Empeños a lo bestia

Se empeñan desde la UD Almería en aclarar que si no se trae un delantero es porque no hace falta. Evidentemente, sólo 20 minutos de partido ante el Girona dejan en pañales a quienes tal afirmación sostienen: lesión de Quique, entrada de Juanjo y nada más. Se empeña Soriano en dejar fuera de las convocatorias a Ramón, privando así de la única posibilidad plausible para que Pozo pueda asociarse y compartir un mínimo de creatividad con algún mediocentro. Se empeñan en calzarnos un pivote doblemente destructivo, con Borja y Vélez de guardaespaldas pero sin atisbo de creación y con problemas ambos para aguantar físicamente hasta el final.

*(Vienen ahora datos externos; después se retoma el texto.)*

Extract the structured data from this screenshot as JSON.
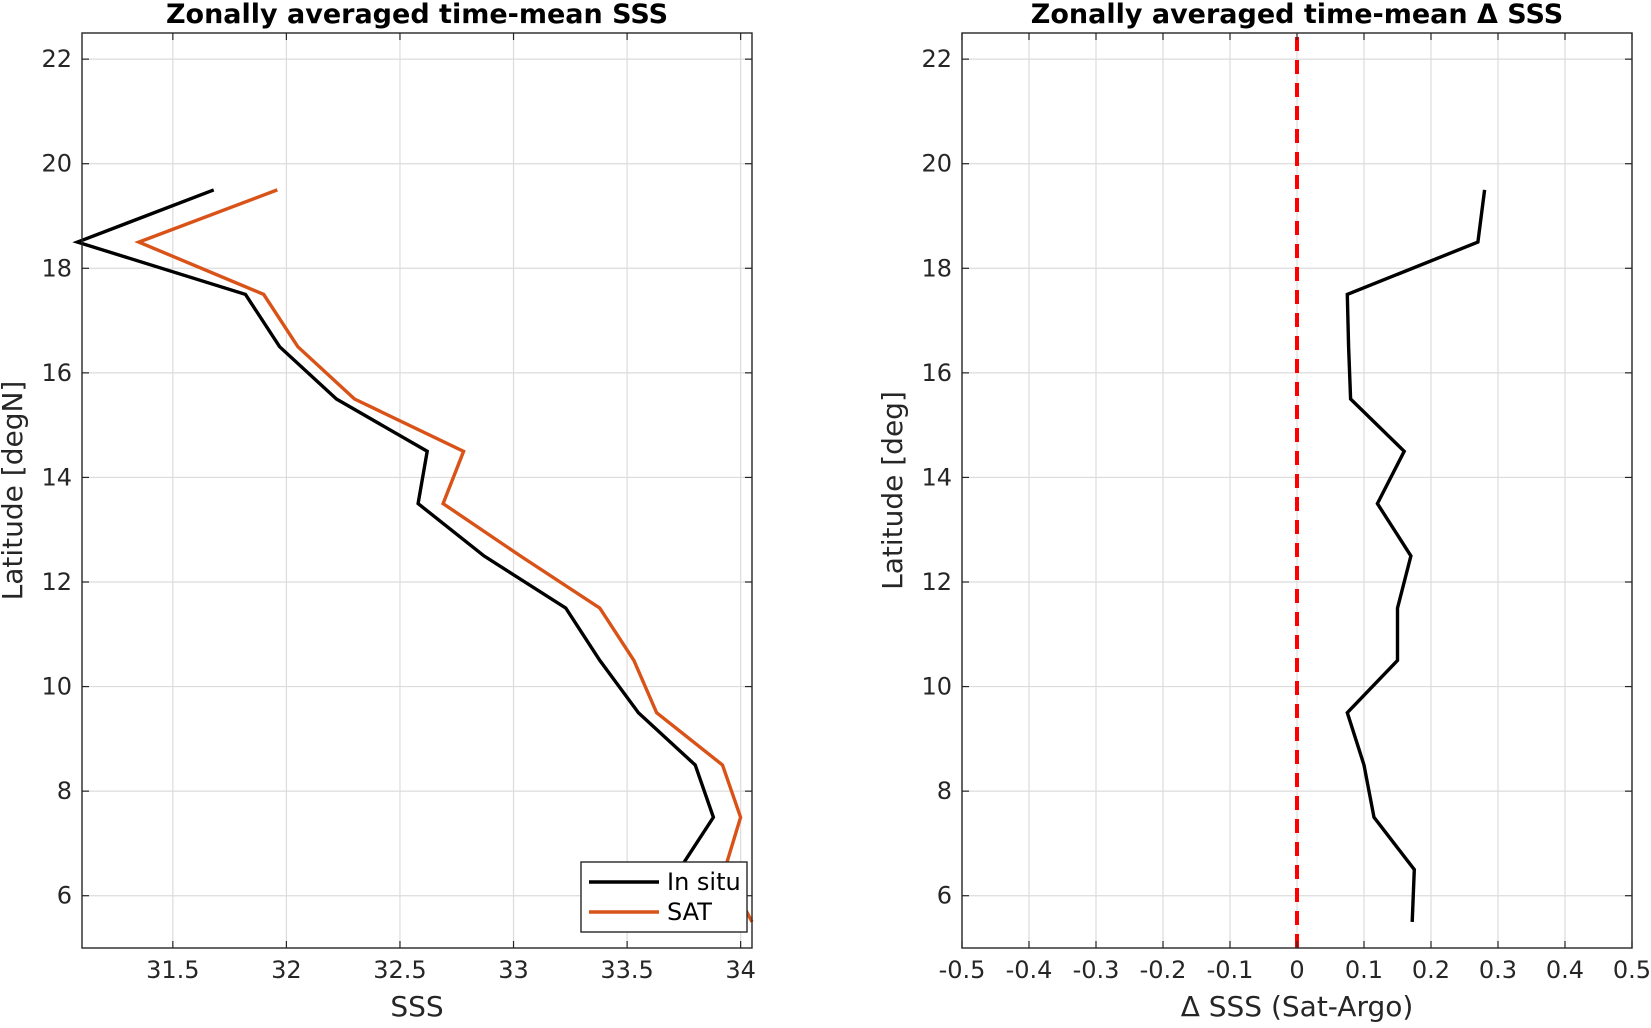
{
  "chart_data": [
    {
      "type": "line",
      "title": "Zonally averaged time-mean SSS",
      "xlabel": "SSS",
      "ylabel": "Latitude [degN]",
      "xlim": [
        31.1,
        34.05
      ],
      "ylim": [
        5,
        22.5
      ],
      "xticks": [
        31.5,
        32,
        32.5,
        33,
        33.5,
        34
      ],
      "xtick_labels": [
        "31.5",
        "32",
        "32.5",
        "33",
        "33.5",
        "34"
      ],
      "yticks": [
        6,
        8,
        10,
        12,
        14,
        16,
        18,
        20,
        22
      ],
      "ytick_labels": [
        "6",
        "8",
        "10",
        "12",
        "14",
        "16",
        "18",
        "20",
        "22"
      ],
      "grid": true,
      "legend": {
        "position": "bottom-right"
      },
      "series": [
        {
          "name": "In situ",
          "color": "#000000",
          "points": [
            [
              31.68,
              19.5
            ],
            [
              31.08,
              18.5
            ],
            [
              31.82,
              17.5
            ],
            [
              31.97,
              16.5
            ],
            [
              32.22,
              15.5
            ],
            [
              32.62,
              14.5
            ],
            [
              32.58,
              13.5
            ],
            [
              32.87,
              12.5
            ],
            [
              33.23,
              11.5
            ],
            [
              33.38,
              10.5
            ],
            [
              33.55,
              9.5
            ],
            [
              33.8,
              8.5
            ],
            [
              33.88,
              7.5
            ],
            [
              33.73,
              6.5
            ]
          ]
        },
        {
          "name": "SAT",
          "color": "#D95319",
          "points": [
            [
              31.96,
              19.5
            ],
            [
              31.35,
              18.5
            ],
            [
              31.9,
              17.5
            ],
            [
              32.05,
              16.5
            ],
            [
              32.3,
              15.5
            ],
            [
              32.78,
              14.5
            ],
            [
              32.69,
              13.5
            ],
            [
              33.03,
              12.5
            ],
            [
              33.38,
              11.5
            ],
            [
              33.53,
              10.5
            ],
            [
              33.63,
              9.5
            ],
            [
              33.92,
              8.5
            ],
            [
              34.0,
              7.5
            ],
            [
              33.93,
              6.5
            ],
            [
              34.05,
              5.5
            ]
          ]
        }
      ]
    },
    {
      "type": "line",
      "title": "Zonally averaged time-mean Δ SSS",
      "xlabel": "Δ SSS (Sat-Argo)",
      "ylabel": "Latitude [deg]",
      "xlim": [
        -0.5,
        0.5
      ],
      "ylim": [
        5,
        22.5
      ],
      "xticks": [
        -0.5,
        -0.4,
        -0.3,
        -0.2,
        -0.1,
        0,
        0.1,
        0.2,
        0.3,
        0.4,
        0.5
      ],
      "xtick_labels": [
        "-0.5",
        "-0.4",
        "-0.3",
        "-0.2",
        "-0.1",
        "0",
        "0.1",
        "0.2",
        "0.3",
        "0.4",
        "0.5"
      ],
      "yticks": [
        6,
        8,
        10,
        12,
        14,
        16,
        18,
        20,
        22
      ],
      "ytick_labels": [
        "6",
        "8",
        "10",
        "12",
        "14",
        "16",
        "18",
        "20",
        "22"
      ],
      "grid": true,
      "reference_line": {
        "x": 0,
        "color": "#FF0000",
        "style": "dashed"
      },
      "series": [
        {
          "color": "#000000",
          "points": [
            [
              0.28,
              19.5
            ],
            [
              0.27,
              18.5
            ],
            [
              0.075,
              17.5
            ],
            [
              0.077,
              16.5
            ],
            [
              0.08,
              15.5
            ],
            [
              0.16,
              14.5
            ],
            [
              0.12,
              13.5
            ],
            [
              0.17,
              12.5
            ],
            [
              0.15,
              11.5
            ],
            [
              0.15,
              10.5
            ],
            [
              0.075,
              9.5
            ],
            [
              0.1,
              8.5
            ],
            [
              0.115,
              7.5
            ],
            [
              0.175,
              6.5
            ],
            [
              0.172,
              5.5
            ]
          ]
        }
      ]
    }
  ]
}
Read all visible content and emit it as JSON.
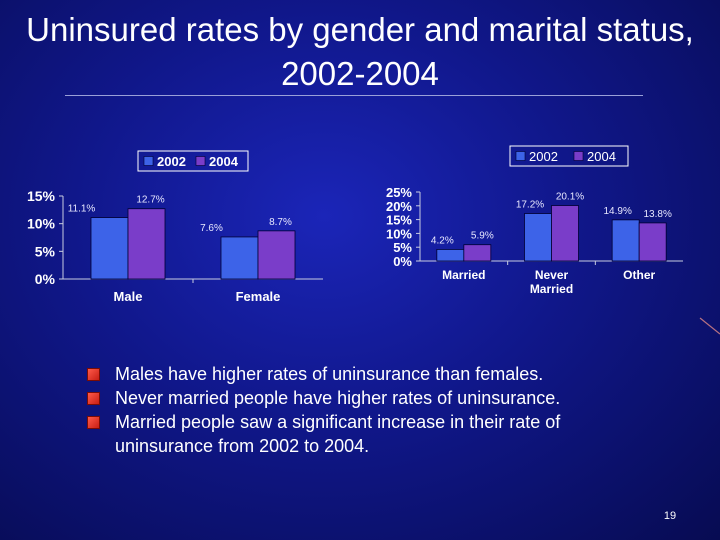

Pese a todo, se empeña Soriano en morir con Vélez. Ante el Girona, el elegido para salir y que Corona pudiera tener sus 5 minutos fue Borja. Se empeña Casto en pedir tranquilidad a una defensa, que pese al espejismo de la portería a cero en los dos últimos partidos en casa, hace aguas por todas partes. Nos empeñamos en creer que los nuevos -Álamo, Yoda o ahora Motta- van a mejorar a los anteriores pero olvidamos que a la mayoría los han traído los mismos. Lo de Nano fue un milagro pero por desgracia uno de los pocos aciertos de la dirección deportiva.

Para más zozobra, jugadores como él o Fidel sufren el efecto contagio. Morcillo se empeña en cometer errores de bulto y no acaba de quitar la razón a su entrenador cuando se empeña en tirar de Trujillo, ni la sombra del que fue. Joaquín hace lo que puede, que no es poco. Nos empeñamos en encomendarnos al que aún no está, al menos físicamente, que aparte de la Patrona será Uche o no sé qué delantero en paro pese a que se empeñen en negar la mayor evidencia: si Quique/Puertas no gol, no party. Se empeña Alfonso en mantener a Soriano y ambos manteniendo su soberbia ante periodistas -César Vargas- y afición -la última, lo de Grada Joven-. Ojalá pusieran más empeño en reconocer su bestial incapacidad.